Het begrip ‘publiekswerking’ trekt vanuit Vlaanderen de Nederlandse landsgrenzen over en wint hier gestaag aan terrein. Op de medewerkerslijsten van onder andere Toneelgroep Maastricht, Hoge Fronten/Lieke Benders, BonteHond en NTJong prijkt al een publiekswerker. ‘Het gaat er niet om hoeveel publiek er komt, maar om hoe goed het publiek de zaal binnenkomt en het theater weer verlaat.’

Door Janneke Defesche, foto Bjorn Frins

Bij Toneelgroep Maastricht vindt de publiekswerker zijn plek als onderdeel van de strategie van artistiek leiders Servé Hermans en Michel Sluysmans om de band van de toneelgroep met de eigen regio weer te versterken. Hermans bracht de publiekswerkingsgedachte begin 2015 mee naar het gezelschap vanuit zijn beroepspraktijk bij NTGent, waar hij haar uit de eerste hand leerde kennen, en zet er in het komende meerjarenplan hoog op in.

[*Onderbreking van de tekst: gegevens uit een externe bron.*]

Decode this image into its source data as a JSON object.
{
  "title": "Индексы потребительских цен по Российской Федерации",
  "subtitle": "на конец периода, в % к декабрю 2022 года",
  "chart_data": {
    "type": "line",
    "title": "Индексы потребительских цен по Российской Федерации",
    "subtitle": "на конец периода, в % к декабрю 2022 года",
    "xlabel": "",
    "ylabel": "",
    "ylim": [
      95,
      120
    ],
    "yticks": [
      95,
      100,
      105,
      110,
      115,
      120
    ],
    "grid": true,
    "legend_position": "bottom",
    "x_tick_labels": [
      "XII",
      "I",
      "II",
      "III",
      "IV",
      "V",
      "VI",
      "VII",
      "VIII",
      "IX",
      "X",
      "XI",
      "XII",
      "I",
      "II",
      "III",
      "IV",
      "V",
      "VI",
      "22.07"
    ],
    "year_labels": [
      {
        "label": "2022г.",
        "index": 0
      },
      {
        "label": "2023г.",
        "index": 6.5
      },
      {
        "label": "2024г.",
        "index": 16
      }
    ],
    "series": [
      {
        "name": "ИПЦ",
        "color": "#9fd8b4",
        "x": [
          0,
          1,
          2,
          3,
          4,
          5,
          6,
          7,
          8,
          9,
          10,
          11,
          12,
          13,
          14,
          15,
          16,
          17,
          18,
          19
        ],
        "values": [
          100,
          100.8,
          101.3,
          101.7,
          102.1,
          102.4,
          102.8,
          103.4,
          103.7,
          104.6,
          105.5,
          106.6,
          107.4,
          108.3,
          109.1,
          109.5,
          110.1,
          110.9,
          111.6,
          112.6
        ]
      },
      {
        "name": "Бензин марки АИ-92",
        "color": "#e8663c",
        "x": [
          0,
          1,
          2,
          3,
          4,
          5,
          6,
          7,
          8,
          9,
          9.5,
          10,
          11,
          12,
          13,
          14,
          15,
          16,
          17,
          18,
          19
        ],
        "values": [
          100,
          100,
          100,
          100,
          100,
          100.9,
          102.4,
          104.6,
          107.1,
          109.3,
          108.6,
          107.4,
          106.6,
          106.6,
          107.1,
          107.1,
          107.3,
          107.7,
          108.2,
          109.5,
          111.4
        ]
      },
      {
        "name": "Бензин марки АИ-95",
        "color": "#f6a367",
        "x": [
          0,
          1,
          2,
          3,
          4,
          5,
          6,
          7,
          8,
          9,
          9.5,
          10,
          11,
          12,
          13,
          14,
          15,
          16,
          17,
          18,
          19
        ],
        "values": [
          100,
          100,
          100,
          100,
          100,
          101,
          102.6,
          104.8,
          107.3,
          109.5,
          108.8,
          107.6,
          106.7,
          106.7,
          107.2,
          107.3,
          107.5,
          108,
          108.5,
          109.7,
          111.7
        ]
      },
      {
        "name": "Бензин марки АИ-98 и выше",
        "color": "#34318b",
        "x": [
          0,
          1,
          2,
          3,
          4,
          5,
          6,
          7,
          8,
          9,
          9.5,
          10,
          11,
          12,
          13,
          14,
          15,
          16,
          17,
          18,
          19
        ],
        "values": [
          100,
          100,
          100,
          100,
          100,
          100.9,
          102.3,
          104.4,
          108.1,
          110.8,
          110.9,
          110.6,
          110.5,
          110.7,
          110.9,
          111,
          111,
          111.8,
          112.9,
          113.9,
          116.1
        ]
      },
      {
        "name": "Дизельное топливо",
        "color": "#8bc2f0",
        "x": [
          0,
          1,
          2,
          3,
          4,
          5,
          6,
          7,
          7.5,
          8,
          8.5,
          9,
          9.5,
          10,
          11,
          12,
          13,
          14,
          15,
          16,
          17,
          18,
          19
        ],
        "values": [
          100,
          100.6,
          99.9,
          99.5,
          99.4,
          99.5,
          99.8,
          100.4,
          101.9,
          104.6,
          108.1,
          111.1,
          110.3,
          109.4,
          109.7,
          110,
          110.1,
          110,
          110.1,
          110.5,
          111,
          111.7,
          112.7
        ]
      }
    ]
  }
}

Dieke Ruwhof, die met de komst van Hermans en Sluysmans haar functie als educatief medewerker omgedoopt zag worden tot die van publiekswerker, is enthousiast. Richtte ze zich eerst voornamelijk op het reguliere onderwijs, nu houdt ze zich bezig met verdiepende activiteiten die het gesprek tussen het gezelschap en het publiek op gang brengen, zoals een jongerenpanel dat de voorstellingen beoordeelt of nagesprekken onder leiding van een expert over de thematiek van een voorstelling. Daarbij is het van groot belang dat ze niet alleen maar informatie zendt, maar vooral ook reageert op vragen uit de omgeving. Studenten die in gesprek willen met Hermans, universiteiten die een seminar van Sluysmans aanvragen, een jongerenproject dat theatertechniek nodig heeft; het kan allemaal, want ‘op vraag en in overleg ontstaat pas de ultieme publiekswerking’, aldus Ruwhof.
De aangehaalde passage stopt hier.